I: Pride – Pride is evident in fasting in the OT but even in the NT. Though we didn’t go to it – Jesus’ telling of the Pharisee and the Tax Collector, when the Pharisee says among other things ‘I fast twice a week and give a tenth of all I get’ (Luke 18:12) shows us, once again, the dangers of fasting.

II: Presence – The aim of fasting is to spend time in God’s presence, knowing we do not live off bread alone, knowing food can dull our hunger and dependence on God.

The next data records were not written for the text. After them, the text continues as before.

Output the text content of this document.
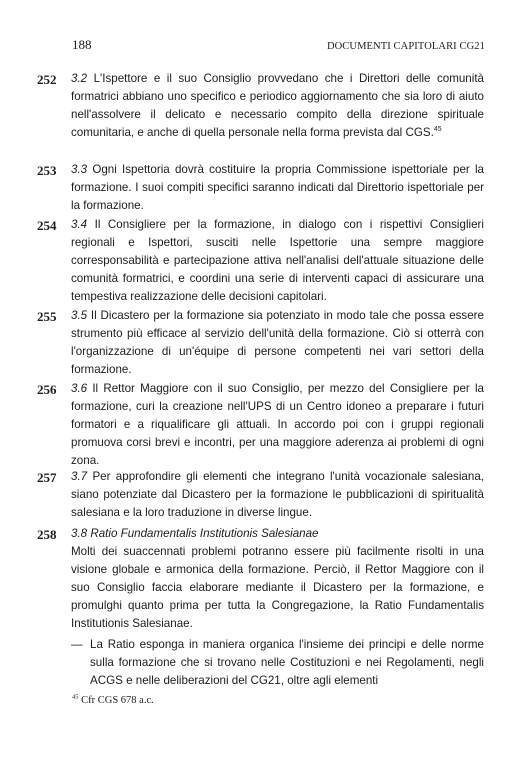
188	DOCUMENTI CAPITOLARI CG21
252 3.2 L'Ispettore e il suo Consiglio provvedano che i Direttori delle comunità formatrici abbiano uno specifico e periodico aggiornamento che sia loro di aiuto nell'assolvere il delicato e necessario compito della direzione spirituale comunitaria, e anche di quella personale nella forma prevista dal CGS.$^{45}$

253 3.3 Ogni Ispettoria dovrà costituire la propria Commissione ispettoriale per la formazione. I suoi compiti specifici saranno indicati dal Direttorio ispettoriale per la formazione.

254 3.4 Il Consigliere per la formazione, in dialogo con i rispettivi Consiglieri regionali e Ispettori, susciti nelle Ispettorie una sempre maggiore corresponsabilità e partecipazione attiva nell'analisi dell'attuale situazione delle comunità formatrici, e coordini una serie di interventi capaci di assicurare una tempestiva realizzazione delle decisioni capitolari.

255 3.5 Il Dicastero per la formazione sia potenziato in modo tale che possa essere strumento più efficace al servizio dell'unità della formazione. Ciò si otterrà con l'organizzazione di un'équipe di persone competenti nei vari settori della formazione.

256 3.6 Il Rettor Maggiore con il suo Consiglio, per mezzo del Consigliere per la formazione, curi la creazione nell'UPS di un Centro idoneo a preparare i futuri formatori e a riqualificare gli attuali. In accordo poi con i gruppi regionali promuova corsi brevi e incontri, per una maggiore aderenza ai problemi di ogni zona.

257 3.7 Per approfondire gli elementi che integrano l'unità vocazionale salesiana, siano potenziate dal Dicastero per la formazione le pubblicazioni di spiritualità salesiana e la loro traduzione in diverse lingue.

258 3.8 Ratio Fundamentalis Institutionis Salesianae

Molti dei suaccennati problemi potranno essere più facilmente risolti in una visione globale e armonica della formazione. Perciò, il Rettor Maggiore con il suo Consiglio faccia elaborare mediante il Dicastero per la formazione, e promulghi quanto prima per tutta la Congregazione, la Ratio Fundamentalis Institutionis Salesianae.

— La Ratio esponga in maniera organica l'insieme dei principi e delle norme sulla formazione che si trovano nelle Costituzioni e nei Regolamenti, negli ACGS e nelle deliberazioni del CG21, oltre agli elementi

$^{45}$ Cfr CGS 678 a.c.
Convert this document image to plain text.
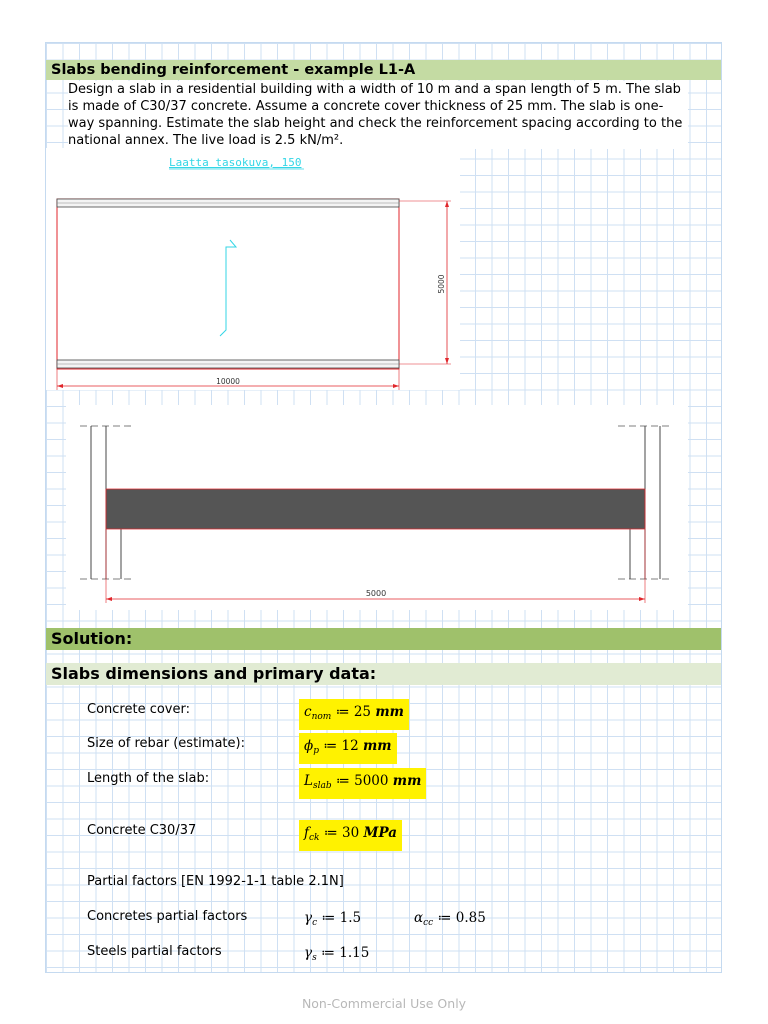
Slabs bending reinforcement - example L1-A
Design a slab in a residential building with a width of 10 m and a span length of 5 m. The slab is made of C30/37 concrete. Assume a concrete cover thickness of 25 mm. The slab is one-way spanning. Estimate the slab height and check the reinforcement spacing according to the national annex. The live load is 2.5 kN/m².
Laatta tasokuva, 150
5000
10000
5000
Solution:
Slabs dimensions and primary data:
Concrete cover:	$c_{nom}$ ≔ 25 mm
Size of rebar (estimate):	$\phi_p$ ≔ 12 mm
Length of the slab:	$L_{slab}$ ≔ 5000 mm
Concrete C30/37	$f_{ck}$ ≔ 30 MPa
Partial factors [EN 1992-1-1 table 2.1N]
Concretes partial factors	$\gamma_c$ ≔ 1.5	$\alpha_{cc}$ ≔ 0.85
Steels partial factors	$\gamma_s$ ≔ 1.15
Non-Commercial Use Only
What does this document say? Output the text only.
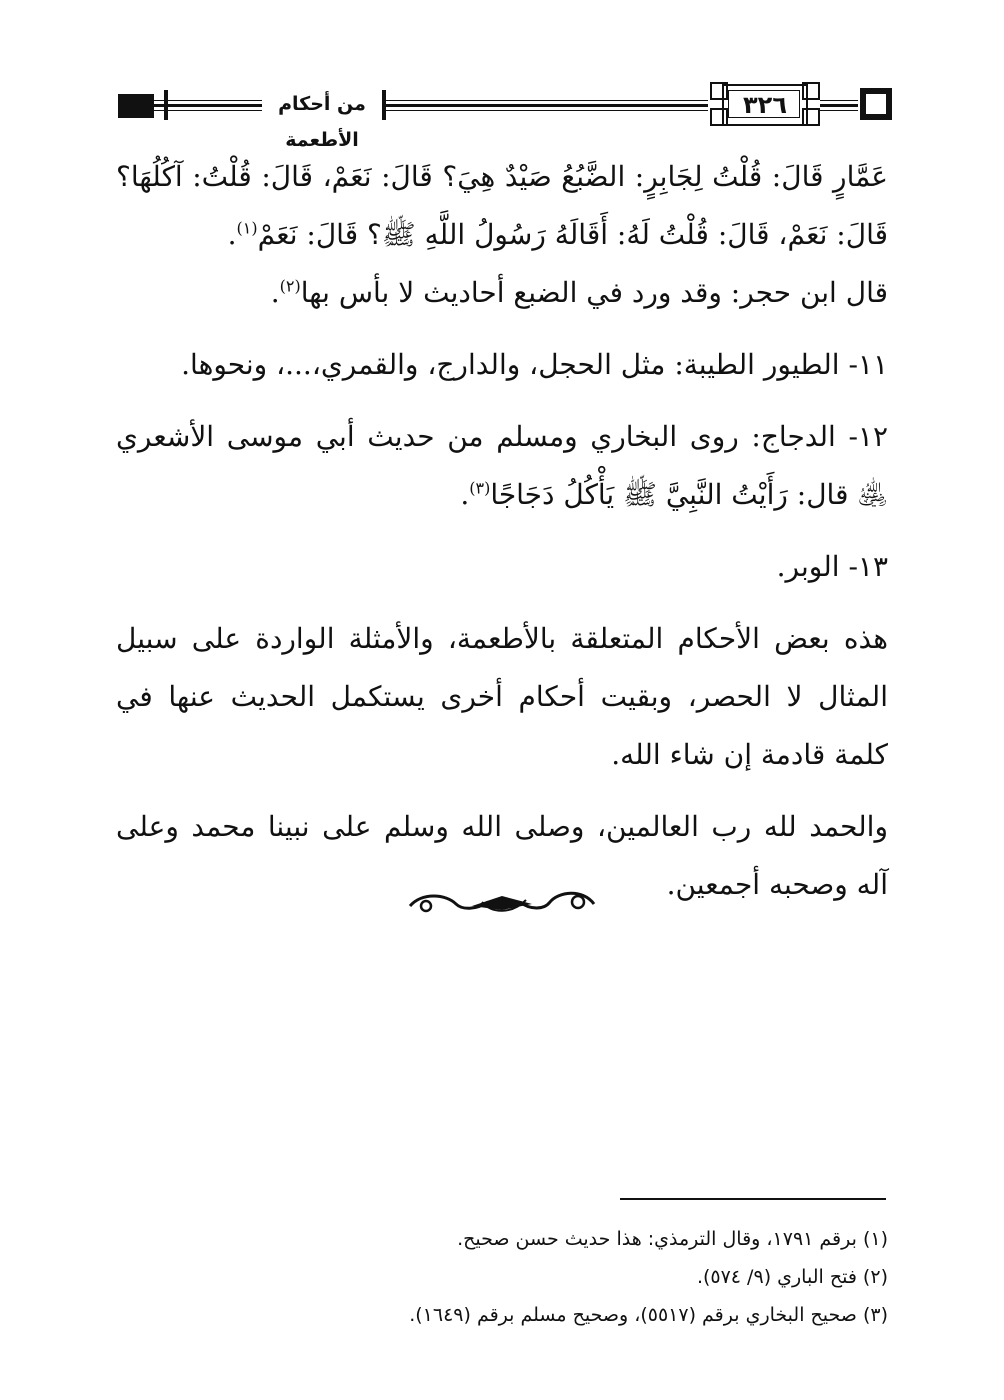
من أحكام الأطعمة
٣٢٦

عَمَّارٍ قَالَ: قُلْتُ لِجَابِرٍ: الضَّبُعُ صَيْدٌ هِيَ؟ قَالَ: نَعَمْ، قَالَ: قُلْتُ: آكُلُهَا؟ قَالَ: نَعَمْ، قَالَ: قُلْتُ لَهُ: أَقَالَهُ رَسُولُ اللَّهِ ﷺ؟ قَالَ: نَعَمْ$^{(١)}$.
قال ابن حجر: وقد ورد في الضبع أحاديث لا بأس بها$^{(٢)}$.

١١- الطيور الطيبة: مثل الحجل، والدارج، والقمري،...، ونحوها.

١٢- الدجاج: روى البخاري ومسلم من حديث أبي موسى الأشعري ﵁ قال: رَأَيْتُ النَّبِيَّ ﷺ يَأْكُلُ دَجَاجًا$^{(٣)}$.

١٣- الوبر.

هذه بعض الأحكام المتعلقة بالأطعمة، والأمثلة الواردة على سبيل المثال لا الحصر، وبقيت أحكام أخرى يستكمل الحديث عنها في كلمة قادمة إن شاء الله.

والحمد لله رب العالمين، وصلى الله وسلم على نبينا محمد وعلى آله وصحبه أجمعين.

(١) برقم ١٧٩١، وقال الترمذي: هذا حديث حسن صحيح.
(٢) فتح الباري (٩/ ٥٧٤).
(٣) صحيح البخاري برقم (٥٥١٧)، وصحيح مسلم برقم (١٦٤٩).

III: Piety – Fasting can be done in humility and worship – whether as a church in Acts or as Anna does in the temple grounds in Luke 2. It shows our humility and dependence before the LORD. That fasting is a reflection of our humble heart towards God.

IV: Prayer – Fasting is closely linked to prayer and assumes that we seek God through prayer – petitioning God for specific things.

V: Penitence – In the OT specifically it is often associated with confession and repentance of sin. This may be linked to the old wine of fasting with sackcloth, though since it is not commanded either way, giving up food in grief to come to the LORD, cannot be judged as wrong. Again, it depends on the heart reasons for doing this.

VI: Guidance – Not as often as you might think, but certainly fasting is connected to asking for wisdom, for help to make the right decision.

VII: Grief – this last one is the old wine of fasting, mourning for death and sin and using it in religious ritualistic ways.

Fasting then, is very much a part of the NT church. Not commanded like prayer, or other spiritual disciplines, therefore not as central, but still practiced whether for a short period of time, a day, a few days, or many days.

And though there may be very good medical reasons for not doing it, I do not see spiritual reasons for not doing it – other than the fact we have become dependent on the material nourishment of food. May it not be said that our god is our stomachs, for our minds are set on earthly things (Philippians 3).

Instead of filling our stomachs with food, fill your heart with Jesus. And taste the difference.